Types of surgical procedures
Type of surgical periodontal procedure selection depends on the type and severity of the gum disease.
Root planning procedure removes tartar accumulated on the root surfaces making it smooth. Smooth and easy to clean root surfaces prevents further tartar and bacterial build up and maintain the periodontal health.
Flap surgery is indicated for patients who have tartar deposits in deep pockets. Flap surgery involves lifting the gums off of the teeth under the local anaesthesia, to remove tartar build-up.
After removal of tartar and inflamed gingival tissue (gingivectomy) periodontal pockets are eliminated. We stitch the gums into place to fit around the teeth. Sometimes, the bone may require contouring during this procedure.

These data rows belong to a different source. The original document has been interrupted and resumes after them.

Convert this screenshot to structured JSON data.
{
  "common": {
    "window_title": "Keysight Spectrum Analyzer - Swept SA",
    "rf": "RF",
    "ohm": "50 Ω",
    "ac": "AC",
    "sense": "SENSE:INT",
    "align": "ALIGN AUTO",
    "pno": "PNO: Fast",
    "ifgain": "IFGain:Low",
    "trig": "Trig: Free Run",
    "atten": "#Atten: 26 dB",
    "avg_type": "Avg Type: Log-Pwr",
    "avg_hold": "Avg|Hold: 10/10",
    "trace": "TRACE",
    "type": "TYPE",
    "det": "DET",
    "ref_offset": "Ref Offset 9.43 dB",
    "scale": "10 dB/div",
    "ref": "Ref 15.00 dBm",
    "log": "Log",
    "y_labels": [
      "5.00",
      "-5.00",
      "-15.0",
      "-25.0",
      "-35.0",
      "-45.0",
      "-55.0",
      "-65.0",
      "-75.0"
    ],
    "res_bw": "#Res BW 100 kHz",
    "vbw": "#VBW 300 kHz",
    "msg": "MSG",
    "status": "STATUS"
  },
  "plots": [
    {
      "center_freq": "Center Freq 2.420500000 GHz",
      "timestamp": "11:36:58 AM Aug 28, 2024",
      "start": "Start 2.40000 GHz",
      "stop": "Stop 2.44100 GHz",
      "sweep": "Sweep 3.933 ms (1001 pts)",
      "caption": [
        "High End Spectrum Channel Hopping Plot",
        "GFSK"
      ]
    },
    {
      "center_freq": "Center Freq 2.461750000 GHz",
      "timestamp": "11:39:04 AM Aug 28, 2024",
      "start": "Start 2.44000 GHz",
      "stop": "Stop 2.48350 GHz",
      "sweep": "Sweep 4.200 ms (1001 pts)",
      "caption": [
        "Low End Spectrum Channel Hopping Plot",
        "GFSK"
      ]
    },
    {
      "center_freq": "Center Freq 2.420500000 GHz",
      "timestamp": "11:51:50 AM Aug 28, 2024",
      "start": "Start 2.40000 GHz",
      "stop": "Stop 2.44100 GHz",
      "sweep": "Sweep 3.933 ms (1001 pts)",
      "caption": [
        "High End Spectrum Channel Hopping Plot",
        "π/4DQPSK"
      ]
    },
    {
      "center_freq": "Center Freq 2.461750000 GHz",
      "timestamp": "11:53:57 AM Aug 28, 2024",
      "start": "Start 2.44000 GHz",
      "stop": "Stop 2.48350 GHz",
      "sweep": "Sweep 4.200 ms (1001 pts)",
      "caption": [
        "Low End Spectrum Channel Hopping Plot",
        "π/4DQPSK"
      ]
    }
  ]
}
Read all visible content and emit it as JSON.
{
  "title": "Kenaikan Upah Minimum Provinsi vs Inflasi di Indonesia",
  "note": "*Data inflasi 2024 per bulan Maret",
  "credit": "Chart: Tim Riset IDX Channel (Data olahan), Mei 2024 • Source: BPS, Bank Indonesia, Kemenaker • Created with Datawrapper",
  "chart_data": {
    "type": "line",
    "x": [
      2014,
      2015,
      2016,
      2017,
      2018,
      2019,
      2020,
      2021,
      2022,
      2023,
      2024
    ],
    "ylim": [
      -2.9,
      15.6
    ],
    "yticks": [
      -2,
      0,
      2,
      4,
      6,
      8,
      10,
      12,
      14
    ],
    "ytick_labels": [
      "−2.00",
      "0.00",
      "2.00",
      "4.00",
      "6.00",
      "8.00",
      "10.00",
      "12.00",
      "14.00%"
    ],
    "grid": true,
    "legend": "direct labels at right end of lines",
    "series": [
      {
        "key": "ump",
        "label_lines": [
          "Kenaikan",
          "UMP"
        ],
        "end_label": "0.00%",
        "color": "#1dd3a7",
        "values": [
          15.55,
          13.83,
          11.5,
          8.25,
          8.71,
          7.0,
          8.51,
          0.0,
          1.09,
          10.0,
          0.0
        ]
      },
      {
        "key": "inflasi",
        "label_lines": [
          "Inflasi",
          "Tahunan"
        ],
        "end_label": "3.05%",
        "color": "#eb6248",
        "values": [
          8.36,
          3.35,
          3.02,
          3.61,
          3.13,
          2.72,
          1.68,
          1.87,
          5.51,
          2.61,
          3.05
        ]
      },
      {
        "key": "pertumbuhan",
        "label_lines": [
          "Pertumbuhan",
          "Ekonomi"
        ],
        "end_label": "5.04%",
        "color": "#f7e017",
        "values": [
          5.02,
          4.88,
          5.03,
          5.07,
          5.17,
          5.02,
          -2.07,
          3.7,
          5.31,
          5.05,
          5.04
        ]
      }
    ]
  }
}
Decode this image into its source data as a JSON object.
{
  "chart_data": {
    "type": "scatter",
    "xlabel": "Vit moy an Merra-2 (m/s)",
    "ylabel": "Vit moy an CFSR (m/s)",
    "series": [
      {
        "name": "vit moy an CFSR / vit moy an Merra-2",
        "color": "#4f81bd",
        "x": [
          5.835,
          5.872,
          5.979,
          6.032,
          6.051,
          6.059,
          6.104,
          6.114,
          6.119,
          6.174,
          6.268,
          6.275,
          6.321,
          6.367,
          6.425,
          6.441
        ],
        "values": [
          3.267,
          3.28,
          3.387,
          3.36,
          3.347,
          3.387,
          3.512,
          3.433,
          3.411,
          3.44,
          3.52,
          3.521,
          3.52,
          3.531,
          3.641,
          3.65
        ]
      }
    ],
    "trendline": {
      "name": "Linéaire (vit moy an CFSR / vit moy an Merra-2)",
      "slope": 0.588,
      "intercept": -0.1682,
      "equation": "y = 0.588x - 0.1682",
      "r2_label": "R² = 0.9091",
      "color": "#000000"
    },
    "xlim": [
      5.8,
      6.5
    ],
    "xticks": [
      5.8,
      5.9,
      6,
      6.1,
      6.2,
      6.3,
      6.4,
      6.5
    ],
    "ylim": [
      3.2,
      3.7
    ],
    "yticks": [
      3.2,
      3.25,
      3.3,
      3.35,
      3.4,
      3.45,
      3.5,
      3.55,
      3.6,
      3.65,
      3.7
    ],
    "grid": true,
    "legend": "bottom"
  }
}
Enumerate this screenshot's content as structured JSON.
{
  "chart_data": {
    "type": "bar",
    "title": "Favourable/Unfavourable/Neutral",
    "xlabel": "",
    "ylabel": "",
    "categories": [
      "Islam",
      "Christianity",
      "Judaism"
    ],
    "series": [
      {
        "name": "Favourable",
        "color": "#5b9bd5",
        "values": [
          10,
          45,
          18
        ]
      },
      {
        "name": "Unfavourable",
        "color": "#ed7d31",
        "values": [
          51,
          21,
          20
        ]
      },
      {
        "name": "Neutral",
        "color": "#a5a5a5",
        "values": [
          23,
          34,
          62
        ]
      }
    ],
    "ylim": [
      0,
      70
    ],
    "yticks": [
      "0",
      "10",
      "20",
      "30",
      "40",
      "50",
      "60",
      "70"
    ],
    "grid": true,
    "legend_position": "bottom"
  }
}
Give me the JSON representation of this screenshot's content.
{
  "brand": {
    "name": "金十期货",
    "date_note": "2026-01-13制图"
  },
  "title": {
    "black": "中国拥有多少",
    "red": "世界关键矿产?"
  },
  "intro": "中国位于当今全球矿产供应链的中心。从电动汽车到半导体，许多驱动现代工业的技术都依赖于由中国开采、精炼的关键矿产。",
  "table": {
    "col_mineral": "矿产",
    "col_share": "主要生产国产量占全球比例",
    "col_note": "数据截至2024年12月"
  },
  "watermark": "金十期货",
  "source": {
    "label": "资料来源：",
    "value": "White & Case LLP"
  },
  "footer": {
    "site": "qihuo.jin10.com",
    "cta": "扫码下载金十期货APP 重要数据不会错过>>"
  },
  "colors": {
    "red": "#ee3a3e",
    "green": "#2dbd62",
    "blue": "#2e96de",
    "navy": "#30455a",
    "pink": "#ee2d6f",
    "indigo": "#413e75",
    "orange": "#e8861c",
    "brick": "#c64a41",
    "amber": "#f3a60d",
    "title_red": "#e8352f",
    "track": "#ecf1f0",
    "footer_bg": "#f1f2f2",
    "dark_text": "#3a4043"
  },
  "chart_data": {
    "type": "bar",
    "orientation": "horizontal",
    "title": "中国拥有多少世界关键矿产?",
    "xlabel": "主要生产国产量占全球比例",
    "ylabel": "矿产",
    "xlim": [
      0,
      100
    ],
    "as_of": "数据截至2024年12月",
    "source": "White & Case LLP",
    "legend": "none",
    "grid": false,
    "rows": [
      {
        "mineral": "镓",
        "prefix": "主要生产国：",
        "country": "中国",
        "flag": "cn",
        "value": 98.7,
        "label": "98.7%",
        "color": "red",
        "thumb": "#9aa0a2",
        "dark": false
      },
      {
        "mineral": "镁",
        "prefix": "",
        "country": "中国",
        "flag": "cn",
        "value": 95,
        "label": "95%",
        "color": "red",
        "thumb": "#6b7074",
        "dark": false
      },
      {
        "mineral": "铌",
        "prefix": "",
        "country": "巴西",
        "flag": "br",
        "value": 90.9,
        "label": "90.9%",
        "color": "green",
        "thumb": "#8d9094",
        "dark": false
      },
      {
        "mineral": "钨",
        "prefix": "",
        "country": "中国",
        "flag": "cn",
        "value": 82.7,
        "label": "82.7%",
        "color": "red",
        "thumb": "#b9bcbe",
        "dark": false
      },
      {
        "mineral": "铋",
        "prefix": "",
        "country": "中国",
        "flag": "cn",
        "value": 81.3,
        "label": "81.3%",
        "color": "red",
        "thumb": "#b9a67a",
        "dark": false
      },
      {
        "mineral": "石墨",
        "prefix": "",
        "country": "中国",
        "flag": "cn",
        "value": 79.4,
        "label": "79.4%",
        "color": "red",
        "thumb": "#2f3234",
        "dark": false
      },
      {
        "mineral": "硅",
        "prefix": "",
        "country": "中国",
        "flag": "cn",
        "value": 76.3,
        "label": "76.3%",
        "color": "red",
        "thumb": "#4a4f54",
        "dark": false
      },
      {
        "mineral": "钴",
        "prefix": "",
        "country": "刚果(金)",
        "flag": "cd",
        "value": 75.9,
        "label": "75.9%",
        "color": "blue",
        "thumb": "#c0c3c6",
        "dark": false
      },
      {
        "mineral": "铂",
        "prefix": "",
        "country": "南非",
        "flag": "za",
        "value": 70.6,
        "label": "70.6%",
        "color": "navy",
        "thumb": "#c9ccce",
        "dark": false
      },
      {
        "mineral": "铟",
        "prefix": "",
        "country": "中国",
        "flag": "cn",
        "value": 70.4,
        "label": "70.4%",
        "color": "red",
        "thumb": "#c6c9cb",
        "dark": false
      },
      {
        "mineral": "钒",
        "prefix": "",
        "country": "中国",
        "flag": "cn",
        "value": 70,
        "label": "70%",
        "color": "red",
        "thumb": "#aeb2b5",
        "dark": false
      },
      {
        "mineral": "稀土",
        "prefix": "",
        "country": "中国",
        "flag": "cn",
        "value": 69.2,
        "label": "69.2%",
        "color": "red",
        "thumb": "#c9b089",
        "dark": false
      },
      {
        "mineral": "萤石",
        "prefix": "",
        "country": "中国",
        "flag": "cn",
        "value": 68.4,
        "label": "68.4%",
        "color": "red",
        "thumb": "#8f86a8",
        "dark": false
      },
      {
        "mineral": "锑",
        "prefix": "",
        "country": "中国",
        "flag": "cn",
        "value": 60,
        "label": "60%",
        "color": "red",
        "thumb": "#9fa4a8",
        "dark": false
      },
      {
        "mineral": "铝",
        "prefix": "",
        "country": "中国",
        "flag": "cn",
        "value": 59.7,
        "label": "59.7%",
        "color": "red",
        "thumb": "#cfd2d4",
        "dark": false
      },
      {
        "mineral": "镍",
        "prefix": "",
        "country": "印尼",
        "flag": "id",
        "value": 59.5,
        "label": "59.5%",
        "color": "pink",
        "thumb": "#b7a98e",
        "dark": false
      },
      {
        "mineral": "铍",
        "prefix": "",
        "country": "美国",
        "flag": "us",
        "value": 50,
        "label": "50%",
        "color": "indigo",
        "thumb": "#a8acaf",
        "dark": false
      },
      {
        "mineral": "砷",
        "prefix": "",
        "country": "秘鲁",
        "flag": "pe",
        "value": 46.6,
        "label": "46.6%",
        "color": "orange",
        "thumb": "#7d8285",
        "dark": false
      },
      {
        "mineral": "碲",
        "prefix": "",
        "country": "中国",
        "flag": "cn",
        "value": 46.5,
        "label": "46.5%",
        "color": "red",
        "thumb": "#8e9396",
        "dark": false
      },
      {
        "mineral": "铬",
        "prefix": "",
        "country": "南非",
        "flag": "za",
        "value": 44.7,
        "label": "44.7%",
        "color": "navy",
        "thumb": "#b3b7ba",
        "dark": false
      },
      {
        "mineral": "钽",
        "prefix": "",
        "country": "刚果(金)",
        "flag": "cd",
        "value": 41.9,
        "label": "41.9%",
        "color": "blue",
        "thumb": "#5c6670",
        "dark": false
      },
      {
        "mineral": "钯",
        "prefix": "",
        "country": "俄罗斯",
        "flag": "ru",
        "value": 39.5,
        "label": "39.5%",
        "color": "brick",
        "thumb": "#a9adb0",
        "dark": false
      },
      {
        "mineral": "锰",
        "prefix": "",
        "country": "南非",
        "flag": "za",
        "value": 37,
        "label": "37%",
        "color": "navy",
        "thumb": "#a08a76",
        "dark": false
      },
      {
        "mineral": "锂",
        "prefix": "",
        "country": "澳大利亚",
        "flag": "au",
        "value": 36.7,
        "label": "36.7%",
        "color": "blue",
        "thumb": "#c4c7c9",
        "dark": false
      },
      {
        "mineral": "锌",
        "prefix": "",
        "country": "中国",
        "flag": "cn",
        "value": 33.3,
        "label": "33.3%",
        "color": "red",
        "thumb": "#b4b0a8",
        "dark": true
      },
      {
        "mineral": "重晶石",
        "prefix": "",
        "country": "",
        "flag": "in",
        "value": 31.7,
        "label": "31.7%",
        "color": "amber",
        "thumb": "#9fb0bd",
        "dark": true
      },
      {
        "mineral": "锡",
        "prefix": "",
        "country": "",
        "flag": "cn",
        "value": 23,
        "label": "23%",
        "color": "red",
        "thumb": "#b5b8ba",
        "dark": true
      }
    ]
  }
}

Bone grafting is required when the bone that surrounds the root of the tooth is damaged or destroyed. This procedure involves replacing the damaged bone with new bone substitutes. This bone may be the person’s bone, a manufactured bone, or donated bone.
The goal of bone grafting is to hold the tooth in place and help it to regrow.
Guided tissue regeneration
During this procedure, we will place a small piece of mesh-like material between the bone and gum tissue. This graft material prevents the gum from growing into space where bone should be, allowing the bone and connective tissue to regrow in the desired form.
The goal of guided tissue regeneration is to grow the new bone and increase the support around tooth.
Free Gingival Graft / Connective Tissue Graft
The type of surgery performed will be based on several factors, such as the condition of the gums.
A lowered gum line, known as gum line recession, is caused by the loss of gum tissue and may require soft tissue grafting to reduce the risk of further damage.
During this procedure, we typically remove tissue from one part of mouth and re-attaches it to the area where the gum has receded. The tissue often is harvested from the roof of the mouth.
Tissue grafting not only reduces the risk for further damage but also covers any exposed roots or dental implants.